First Amendment for journalism

By Kurt Hyde

Freedom of the press is vital to the plight of democracy because it preserves the right to inform and the right to be informed. Alexander Hamilton explains in the Federalist Paper #84 why he believed freedom of the press did not belong in the U.S. Constitution: “What is liberty of the press? Who can give it any definition which would not leave the utmost latitude for evasion?”

The prevailing sentiment during the founding era of our republic was a deep distrust of a centralized government, due to the lingering resentment toward the English crown. The states ratified the Bill of Rights in order to protect certain civil rights. The First Amendment says, “Congress shall make no law respecting an establishment of religion, or prohibiting the free exercise thereof; or abridging the freedom of speech, or of the press; or the right of the people peaceably to assemble, and to petition the Government for a redress of grievances.” The First Amendment reaffirmed that it was in the jurisdictions of the states to write the laws necessary to protect people from defamation while protecting journalists’ right to inform and readers’ right to be informed.

The right to be informed includes the right to decide the news sources by which one is to be informed. This is best accomplished by limiting censorship and allowing news outlets to have more access to sensitive information. In this digital age, many readers peruse the Internet to get their daily fix of news. Doing this opens up an entirely new manner of exploring and learning about the world around us, because the news reaches our desktops almost the instant something happens. So long as the Internet is kept safe from heavy regulations, news outlets will have the most powerful tool available to inform the public.

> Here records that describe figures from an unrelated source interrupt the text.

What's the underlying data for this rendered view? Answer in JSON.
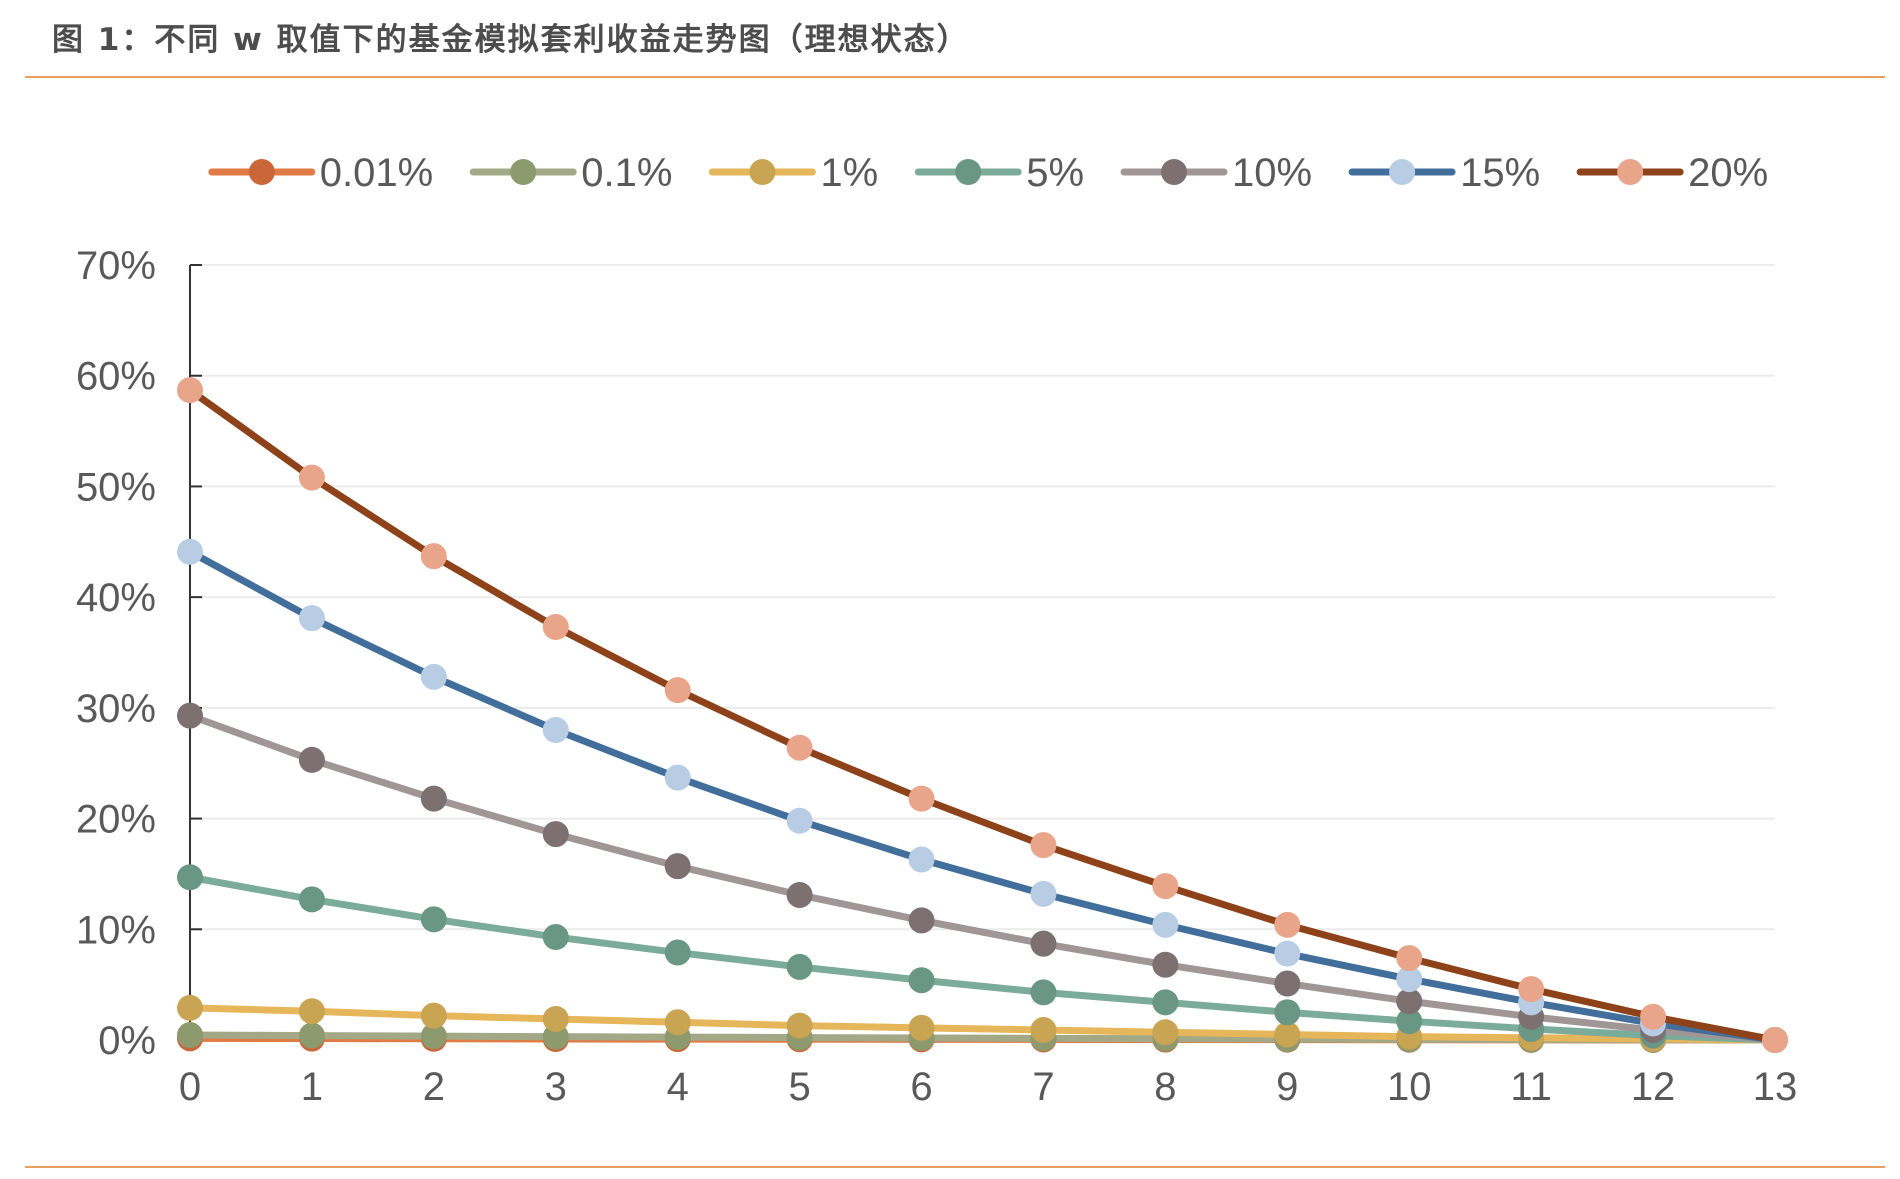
{
  "figure_title": "图 1：不同 w 取值下的基金模拟套利收益走势图（理想状态）",
  "chart_data": {
    "type": "line",
    "title": "图 1：不同 w 取值下的基金模拟套利收益走势图（理想状态）",
    "xlabel": "",
    "ylabel": "",
    "x": [
      0,
      1,
      2,
      3,
      4,
      5,
      6,
      7,
      8,
      9,
      10,
      11,
      12,
      13
    ],
    "x_tick_labels": [
      "0",
      "1",
      "2",
      "3",
      "4",
      "5",
      "6",
      "7",
      "8",
      "9",
      "10",
      "11",
      "12",
      "13"
    ],
    "ylim": [
      0,
      0.7
    ],
    "y_ticks": [
      0,
      0.1,
      0.2,
      0.3,
      0.4,
      0.5,
      0.6,
      0.7
    ],
    "y_tick_labels": [
      "0%",
      "10%",
      "20%",
      "30%",
      "40%",
      "50%",
      "60%",
      "70%"
    ],
    "grid": true,
    "legend_position": "top",
    "series": [
      {
        "name": "0.01%",
        "line_color": "#e07b45",
        "marker_color": "#c9673a",
        "values": [
          0.0015,
          0.0013,
          0.0011,
          0.0009,
          0.0008,
          0.0007,
          0.0006,
          0.0005,
          0.0004,
          0.0003,
          0.0002,
          0.0001,
          5e-05,
          0
        ]
      },
      {
        "name": "0.1%",
        "line_color": "#a3a887",
        "marker_color": "#8c9a6e",
        "values": [
          0.0045,
          0.004,
          0.0035,
          0.003,
          0.0026,
          0.0022,
          0.0018,
          0.0015,
          0.0012,
          0.0009,
          0.0006,
          0.0004,
          0.0002,
          0
        ]
      },
      {
        "name": "1%",
        "line_color": "#e6b65b",
        "marker_color": "#c9a452",
        "values": [
          0.029,
          0.026,
          0.022,
          0.019,
          0.016,
          0.013,
          0.011,
          0.009,
          0.007,
          0.005,
          0.003,
          0.002,
          0.001,
          0
        ]
      },
      {
        "name": "5%",
        "line_color": "#7aab9b",
        "marker_color": "#6a9685",
        "values": [
          0.147,
          0.127,
          0.109,
          0.093,
          0.079,
          0.066,
          0.054,
          0.043,
          0.034,
          0.025,
          0.017,
          0.01,
          0.004,
          0
        ]
      },
      {
        "name": "10%",
        "line_color": "#a09696",
        "marker_color": "#7c7070",
        "values": [
          0.293,
          0.253,
          0.218,
          0.186,
          0.157,
          0.131,
          0.108,
          0.087,
          0.068,
          0.051,
          0.035,
          0.021,
          0.009,
          0
        ]
      },
      {
        "name": "15%",
        "line_color": "#426e9c",
        "marker_color": "#b8cde4",
        "values": [
          0.441,
          0.381,
          0.328,
          0.28,
          0.237,
          0.198,
          0.163,
          0.132,
          0.104,
          0.078,
          0.055,
          0.034,
          0.015,
          0
        ]
      },
      {
        "name": "20%",
        "line_color": "#8e4219",
        "marker_color": "#e8a58a",
        "values": [
          0.587,
          0.508,
          0.437,
          0.373,
          0.316,
          0.264,
          0.218,
          0.176,
          0.139,
          0.104,
          0.074,
          0.046,
          0.021,
          0
        ]
      }
    ]
  }
}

Benjamin Franklin was asked once what form of government the new country would have. He replied, “A republic, madam, if you can keep it.” Keeping freedom of the press safe requires a communal effort. It requires a special effort on the part of journalists to share accurate news and unbiased reporting in order to preserve their roles as watchdogs of business and government. But it also requires a perhaps more thorough effort on the part of the public to be news consumers and seek out multiple sources in order to get the most accurate accounts of everyday happenings.

Ultimately, it comes down to practicing freedom of the press in order to safeguard it from the dangers of that freedom being misused to push political agendas and deliberately misinform the public.